We learned to scrape the web a while ago. Recently, I had a task I thought was a good opportunity to put the rusty skill to use, but as is often the case the real world was messier than I had hoped it to be. With Tom’s help, I got where I wanted to be in the end. Below I lay out the process so that you guys find your future scraping exercise to be a breeze!
Foreign Relations of the United States (FRUS) is an “official documentary historical record of major U.S. foreign policy decisions and significant diplomatic activity.” It is a rich source of data, where you can see the diplomatic notes and telegrams related to major historical events. You can access the documents for the past administrations, all the way to the Clinton administration.

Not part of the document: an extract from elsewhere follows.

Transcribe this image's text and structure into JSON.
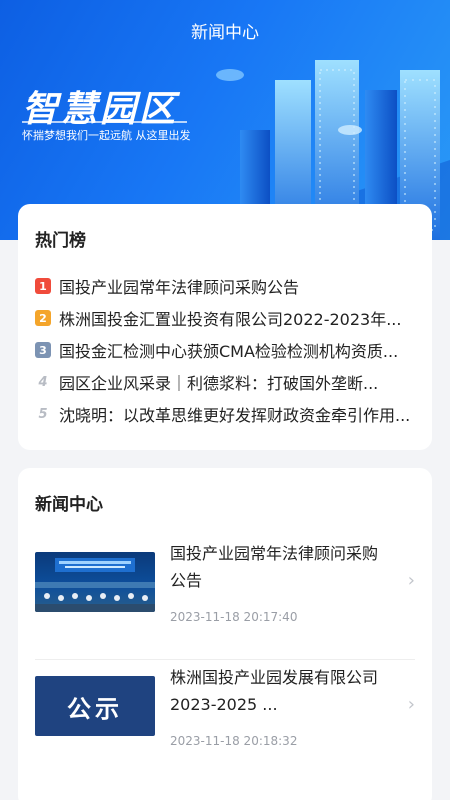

For my purposes, I was interested in documents that were related to specific conflicts. Helpfully, FRUS maintains certain tags for major historical events. You can see the whole list of tags at the following link: https://history.state.gov/tags/all
What I specifically wanted to do was to automate the downloading process for all the documents that had the tag “World War II”. You can acess the list of documents in the following link: https://history.state.gov/tags/world-war-ii. You can see that there are 48 volumes! And within each, there is a list of different chapters of documents. Phew! Will I ever get through downloading all of these before I enter the job market? What about all the bookkeeping - how do I save them so that I retain the information about the volumes each document comes from? Am I doomed? This is when I noticed that OTH very helpfully provided the option of downloading each volume as a single file. Eureka! If only I could automate the process of accessing each volume under the tag of “World War II” and to download all the EPUB files…
I will walk through the process of how I managed to do this below, the outcome being a folder on my machine containing all 48 volumes, the whole process barely taking a minute! (When I did it manually for another tag with less volumes (38 total), it took full 15 minutes. It also gave me eye-strain. Also I was unsure if I hadn’t missed anything.) Maybe we could see if we can tweak the process to automate the downloading process for documents classified with another Tag that would be of interest to you? (Tags include Malawi, Antisemitism, Elections…)
I first saved the address to the top-most page of interest, which was the page containing the list of files tagged “World War II”.
h1 <- "https://history.state.gov/tags/world-war-ii" %>%
read_html
Remember this guy?
I used our friend with a reliable mechanical arm to look for the CSS selector for what I want: the link to each volume. We can see that it is #content-inner a.
With this information, I can get urls for all of the pages on the list.
h1_t <- tibble(
url = str_c(
"https://history.state.gov",
h1 %>%
html_nodes(
"#content-inner a"
) %>%
html_attr("href")
)
)
The result is like below. 48 rows seems exactly right!
Now, using a map approach you can retrieve the HTML content of each URLs into a new column, pags. Interestingly, when I ran below code without Sys.sleep(3) the number of NULL in pags kept changing. Tom enlightened me that this was because the scraping was obvious when I was doing all of these way too quickly for a normal human! So we give it some human-like breaks before each map iterations.
h1_t %<>%
mutate(
pags = url %>%
map(
possibly(
\(i){
Sys.sleep(3) # pauses the execution for 3 seconds between requests to avoid rate-limitation
i %>%
read_html
},
otherwise = NULL
),
.progress = T
)
)
Then, I needed to find the links for those little epub buttons that you could download the files with. Admittedly, this was tricky, as I could not use the CSS selector for it. I think a more robust way of trying this would be to look at what links are present in the page you are looking at, and try to identify which could be the one you want. You can do this like the following:
# Let's check using the first page
sample <- h1_t$pags[[1]]
# Look for one that has .epub
sample %>%
html_elements("a") %>%
html_attr("href")
# You can also do this
sample %>%
html_elements("a") %>%
html_attr("href") %>%
str_subset("\\.epub")
Now, we can use the map approach to get the .epub links for all pages.
h1_t$links <- h1_t$pags %>%
map_chr(
\(i)
# i <- h1_t$pags[[1]]
i %>%
html_elements("a") %>%
html_attr("href") %>%
str_subset("\\.epub")
)
All that is left for us to do is use download.file() to do the actual downloading! tryCatch will let me know where it failed to perform, so that I don’t have to strain my eyes to find out if I have all the files.
# Specify the folder name you want to save your .epub files in
download_folder <- "World-War-ii"
dir_create(download_folder)
# tryCatch function for downloading
download_epub <- function(url, dest_folder) {
filename <- basename(url) # Extract the filename from URL
dest_path <- file.path(dest_folder, filename)
# Download the file
tryCatch(
{
download.file(url, dest_path, mode = "wb")
message("Downloaded: ", filename)
},
error = function(e) {
message("Failed to download: ", url)
}
)
}
# Map over all links to download the files
h1_t$links %>%
map(~ download_epub(.x, download_folder))
And then I end up with the beautiful result below:
Do you want to try above process, tweaking as necessary, to get all the FRUS files with the tag of your interest?